A third appeal in 2001 held by the European Court of Human Rights had ruled that the defendants were denied a fair trial by being compelled in law to provide potentially self-incriminatory information to Department of Trade and Industry inspectors which was then used as primary evidence against them. This breached their right to silence. At the time of the court of human rights verdict, Lyons said: "I welcome this judgment so that I may yet be able to enjoy a little of my retirement without the cloud of injustice hanging over me." The House of Lords finally ruled in 2002 that the convictions should stand.

==Philanthropy==
Lyons was a generous philanthropist, and was especially noted for his support of artistic causes. In 1963 Lyons established 'The Sir Jack Lyons Charitable Trust' which continues to make donations in his name.
In his native Leeds, Lyons became the chairman of the Leeds Musical Festival in 1955 at the behest of his wife, after it was threatened with closure in 1953 and brought George Lascelles, 7th Earl of Harewood in as the festival's musical director. Lyons chaired the festival's centenary festival in 1958 at which Duke Ellington and his orchestra performed and which was attended by Queen Elizabeth II. Lyons remained chairman of the Leeds Musical Festival for 17 years. Lyons funded the University of York's music department and a concert hall that was named for him.

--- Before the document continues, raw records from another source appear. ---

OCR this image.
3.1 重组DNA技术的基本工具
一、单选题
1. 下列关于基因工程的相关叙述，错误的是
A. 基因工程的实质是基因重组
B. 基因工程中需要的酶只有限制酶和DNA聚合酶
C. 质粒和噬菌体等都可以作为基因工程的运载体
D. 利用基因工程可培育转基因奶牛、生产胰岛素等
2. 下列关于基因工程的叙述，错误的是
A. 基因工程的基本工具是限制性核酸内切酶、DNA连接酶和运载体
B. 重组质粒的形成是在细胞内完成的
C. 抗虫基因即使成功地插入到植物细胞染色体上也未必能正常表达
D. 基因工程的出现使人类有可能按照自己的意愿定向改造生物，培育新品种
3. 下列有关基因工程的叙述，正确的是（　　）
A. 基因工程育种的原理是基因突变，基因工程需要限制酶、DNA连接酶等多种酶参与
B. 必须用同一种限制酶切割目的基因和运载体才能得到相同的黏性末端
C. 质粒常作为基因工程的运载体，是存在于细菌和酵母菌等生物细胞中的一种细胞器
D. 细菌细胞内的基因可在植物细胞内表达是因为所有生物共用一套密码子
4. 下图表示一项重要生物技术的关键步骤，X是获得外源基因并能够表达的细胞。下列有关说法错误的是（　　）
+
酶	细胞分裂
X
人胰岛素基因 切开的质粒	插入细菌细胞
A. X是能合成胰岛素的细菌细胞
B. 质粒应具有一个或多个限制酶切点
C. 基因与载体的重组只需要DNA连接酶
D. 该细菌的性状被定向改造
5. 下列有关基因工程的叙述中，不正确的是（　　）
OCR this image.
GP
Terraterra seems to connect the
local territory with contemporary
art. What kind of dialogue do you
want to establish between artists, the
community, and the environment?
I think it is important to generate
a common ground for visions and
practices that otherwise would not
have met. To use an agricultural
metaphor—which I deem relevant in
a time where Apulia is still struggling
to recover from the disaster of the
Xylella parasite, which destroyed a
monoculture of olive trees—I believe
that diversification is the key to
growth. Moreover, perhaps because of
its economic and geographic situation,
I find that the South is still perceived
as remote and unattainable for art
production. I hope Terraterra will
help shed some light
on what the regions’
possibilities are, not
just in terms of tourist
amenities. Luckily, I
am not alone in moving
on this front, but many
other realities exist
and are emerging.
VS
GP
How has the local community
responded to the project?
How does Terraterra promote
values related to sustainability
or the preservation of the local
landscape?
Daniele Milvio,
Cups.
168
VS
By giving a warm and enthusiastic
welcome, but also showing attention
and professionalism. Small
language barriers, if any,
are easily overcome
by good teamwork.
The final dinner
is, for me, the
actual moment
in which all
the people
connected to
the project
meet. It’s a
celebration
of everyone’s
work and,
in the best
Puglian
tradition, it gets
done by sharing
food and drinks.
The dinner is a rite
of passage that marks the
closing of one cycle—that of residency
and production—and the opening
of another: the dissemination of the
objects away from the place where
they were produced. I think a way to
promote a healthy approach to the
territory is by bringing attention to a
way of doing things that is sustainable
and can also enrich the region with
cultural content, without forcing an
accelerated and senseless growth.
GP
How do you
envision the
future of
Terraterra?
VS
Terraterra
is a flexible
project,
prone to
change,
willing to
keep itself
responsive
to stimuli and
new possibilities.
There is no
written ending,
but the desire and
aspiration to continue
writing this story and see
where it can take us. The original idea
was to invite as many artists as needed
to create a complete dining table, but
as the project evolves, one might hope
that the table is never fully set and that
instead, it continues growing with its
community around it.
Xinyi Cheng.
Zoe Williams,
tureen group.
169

Lyons became a trustee of the London Symphony Orchestra (LSO) in 1970 and the chairman of the orchestra's trust in 1974. The LSO honoured him by making Lyons their first honorary member who was not a musician in 1973. Lyons was an Honorary Fellow of the Royal Academy of Music and was the principal financial benefactor of a 300-seat theatre at the academy which was named after him. Lyons also funded a recording of the Anthem of Europe (the final movement of Ludwig van Beethoven's 9th Symphony) in 1972 under conductor Carlo Maria Giulini. Lyons also served as deputy chairman of the Fanfare for Europe cultural programme that marked the United Kingdom's membership of the European Economic Community in 1973.

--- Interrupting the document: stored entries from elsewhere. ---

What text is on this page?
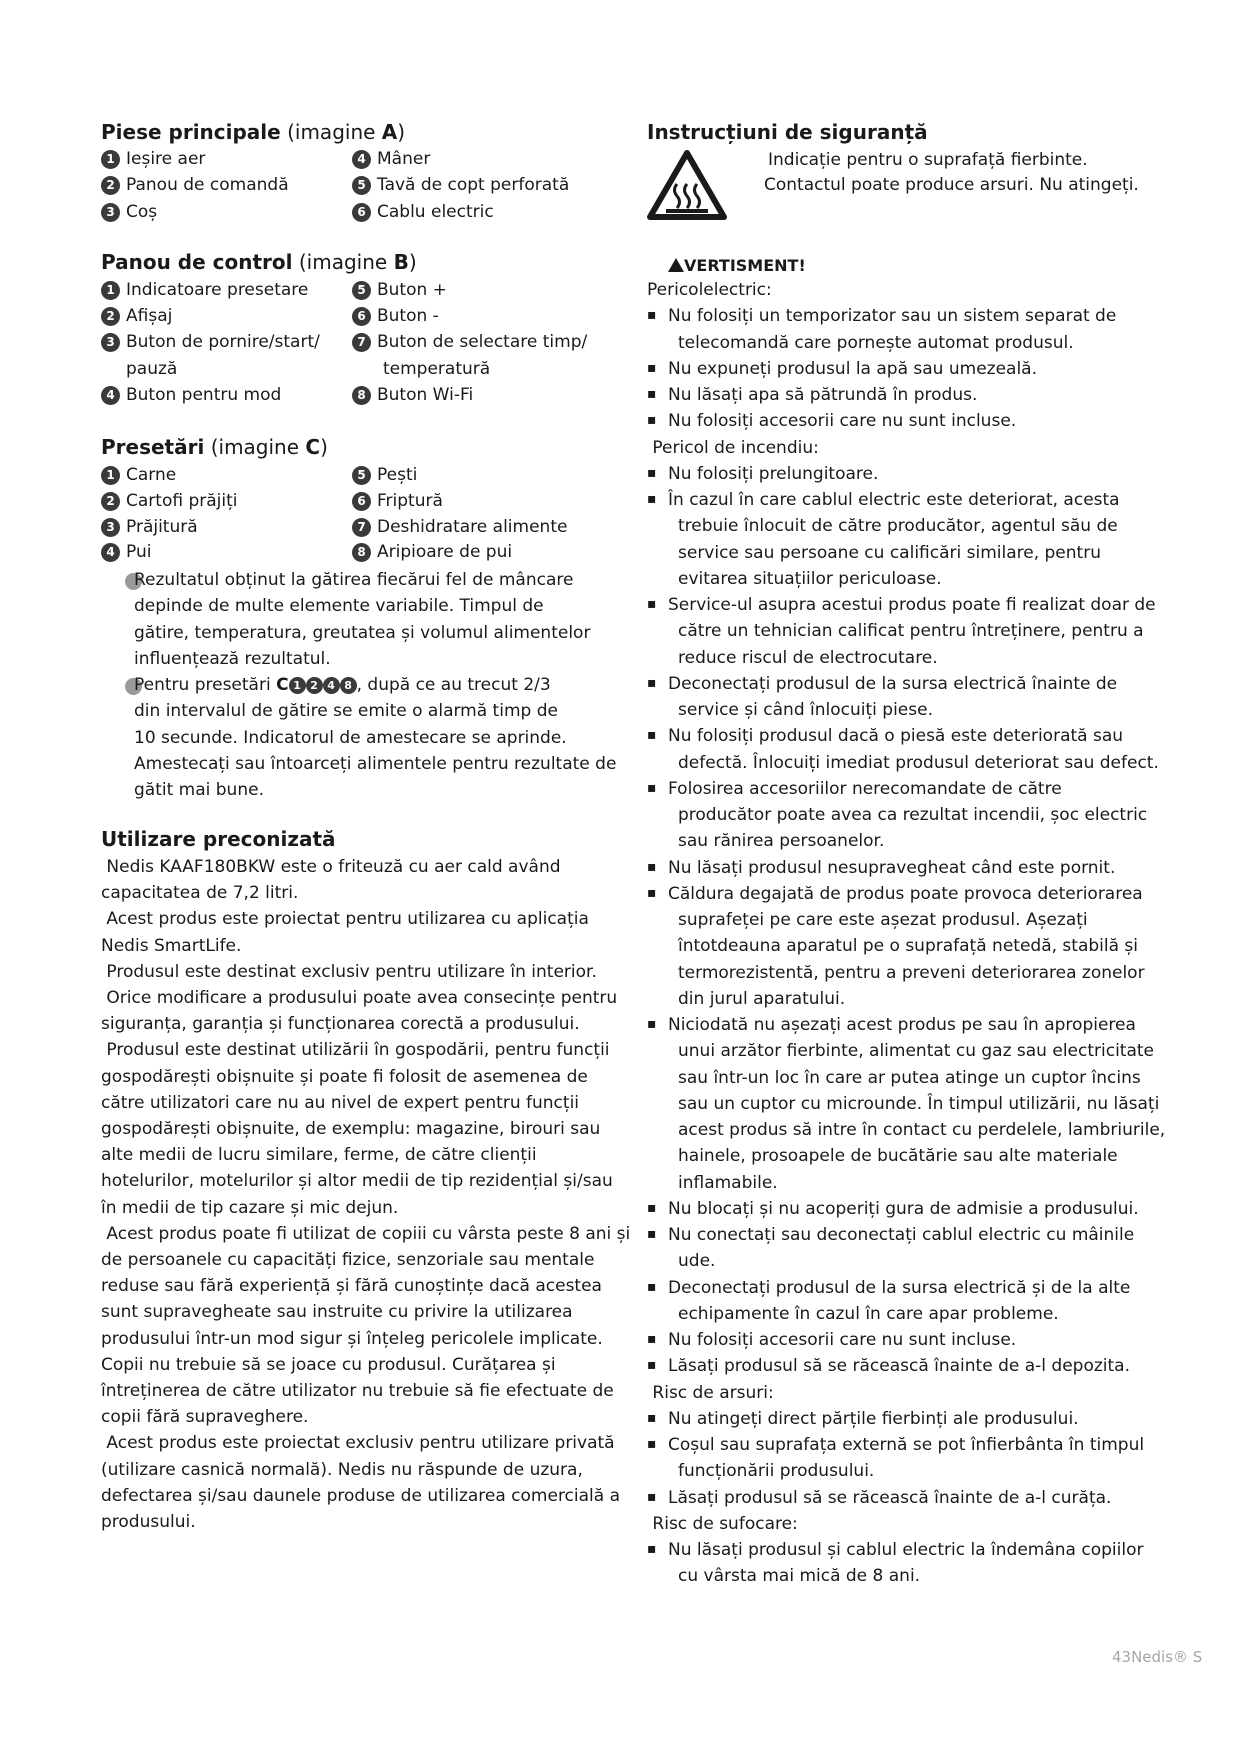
Piese principale (imagine A)
1 Ieșire aer
2 Panou de comandă
3 Coș
4 Mâner
5 Tavă de copt perforată
6 Cablu electric
Panou de control (imagine B)
1 Indicatoare presetare
2 Afișaj
3 Buton de pornire/start/
pauză
4 Buton pentru mod
5 Buton +
6 Buton -
7 Buton de selectare timp/
temperatură
8 Buton Wi-Fi
Presetări (imagine C)
1 Carne
2 Cartofi prăjiți
3 Prăjitură
4 Pui
5 Pești
6 Friptură
7 Deshidratare alimente
8 Aripioare de pui
Rezultatul obținut la gătirea fiecărui fel de mâncare
depinde de multe elemente variabile. Timpul de
gătire, temperatura, greutatea și volumul alimentelor
influențează rezultatul.
Pentru presetări C 1 2 4 8 , după ce au trecut 2/3
din intervalul de gătire se emite o alarmă timp de
10 secunde. Indicatorul de amestecare se aprinde.
Amestecați sau întoarceți alimentele pentru rezultate de
gătit mai bune.
Utilizare preconizată
Nedis KAAF180BKW este o friteuză cu aer cald având
capacitatea de 7,2 litri.
Acest produs este proiectat pentru utilizarea cu aplicația
Nedis SmartLife.
Produsul este destinat exclusiv pentru utilizare în interior.
Orice modificare a produsului poate avea consecințe pentru
siguranța, garanția și funcționarea corectă a produsului.
Produsul este destinat utilizării în gospodării, pentru funcții
gospodărești obișnuite și poate fi folosit de asemenea de
către utilizatori care nu au nivel de expert pentru funcții
gospodărești obișnuite, de exemplu: magazine, birouri sau
alte medii de lucru similare, ferme, de către clienții
hotelurilor, motelurilor și altor medii de tip rezidențial și/sau
în medii de tip cazare și mic dejun.
Acest produs poate fi utilizat de copiii cu vârsta peste 8 ani și
de persoanele cu capacități fizice, senzoriale sau mentale
reduse sau fără experiență și fără cunoștințe dacă acestea
sunt supravegheate sau instruite cu privire la utilizarea
produsului într-un mod sigur și înțeleg pericolele implicate.
Copii nu trebuie să se joace cu produsul. Curățarea și
întreținerea de către utilizator nu trebuie să fie efectuate de
copii fără supraveghere.
Acest produs este proiectat exclusiv pentru utilizare privată
(utilizare casnică normală). Nedis nu răspunde de uzura,
defectarea și/sau daunele produse de utilizarea comercială a
produsului.
Instrucțiuni de siguranță
Indicație pentru o suprafață fierbinte.
Contactul poate produce arsuri. Nu atingeți.
VERTISMENT!
Pericolelectric:
▪ Nu folosiți un temporizator sau un sistem separat de
telecomandă care pornește automat produsul.
▪ Nu expuneți produsul la apă sau umezeală.
▪ Nu lăsați apa să pătrundă în produs.
▪ Nu folosiți accesorii care nu sunt incluse.
Pericol de incendiu:
▪ Nu folosiți prelungitoare.
▪ În cazul în care cablul electric este deteriorat, acesta
trebuie înlocuit de către producător, agentul său de
service sau persoane cu calificări similare, pentru
evitarea situațiilor periculoase.
▪ Service-ul asupra acestui produs poate fi realizat doar de
către un tehnician calificat pentru întreținere, pentru a
reduce riscul de electrocutare.
▪ Deconectați produsul de la sursa electrică înainte de
service și când înlocuiți piese.
▪ Nu folosiți produsul dacă o piesă este deteriorată sau
defectă. Înlocuiți imediat produsul deteriorat sau defect.
▪ Folosirea accesoriilor nerecomandate de către
producător poate avea ca rezultat incendii, șoc electric
sau rănirea persoanelor.
▪ Nu lăsați produsul nesupravegheat când este pornit.
▪ Căldura degajată de produs poate provoca deteriorarea
suprafeței pe care este așezat produsul. Așezați
întotdeauna aparatul pe o suprafață netedă, stabilă și
termorezistentă, pentru a preveni deteriorarea zonelor
din jurul aparatului.
▪ Niciodată nu așezați acest produs pe sau în apropierea
unui arzător fierbinte, alimentat cu gaz sau electricitate
sau într-un loc în care ar putea atinge un cuptor încins
sau un cuptor cu microunde. În timpul utilizării, nu lăsați
acest produs să intre în contact cu perdelele, lambriurile,
hainele, prosoapele de bucătărie sau alte materiale
inflamabile.
▪ Nu blocați și nu acoperiți gura de admisie a produsului.
▪ Nu conectați sau deconectați cablul electric cu mâinile
ude.
▪ Deconectați produsul de la sursa electrică și de la alte
echipamente în cazul în care apar probleme.
▪ Nu folosiți accesorii care nu sunt incluse.
▪ Lăsați produsul să se răcească înainte de a-l depozita.
Risc de arsuri:
▪ Nu atingeți direct părțile fierbinți ale produsului.
▪ Coșul sau suprafața externă se pot înfierbânta în timpul
funcționării produsului.
▪ Lăsați produsul să se răcească înainte de a-l curăța.
Risc de sufocare:
▪ Nu lăsați produsul și cablul electric la îndemâna copiilor
cu vârsta mai mică de 8 ani.
43Nedis® S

Lyons was chairman of the Shakespeare Exhibition at Stratford-upon-Avon that marked the 400th anniversary of William Shakespeare's birth. Lyons was the chairman of the commemorations for the tenth anniversary of Britain's accession to the European Economic Community in 1983 and served as the chairman of the British Bicentennial liaison committee that staged cultural celebrations to mark the United States Bicentennial in 1976.

==Personal life==
In 1943 Lyons married Roslyn Rosenbaum (1923–2014), the daughter of a Canadian eye surgeon. Rosenbaum was a singer and had trained under the Canadian opera singer Pauline Donalda. The couple's first child was born in Canada, and they moved to England at the end of World War II; they later had two sons and two daughters. Lyons suffered from bladder cancer and heart problems in his last years, which were spent in Canada, Florida, and Switzerland. Lyons died in Geneva, Switzerland, in February 2008, aged 92. His brother Bernard died a few weeks after him at his home in Buckinghamshire, England, in April 2008 aged 95.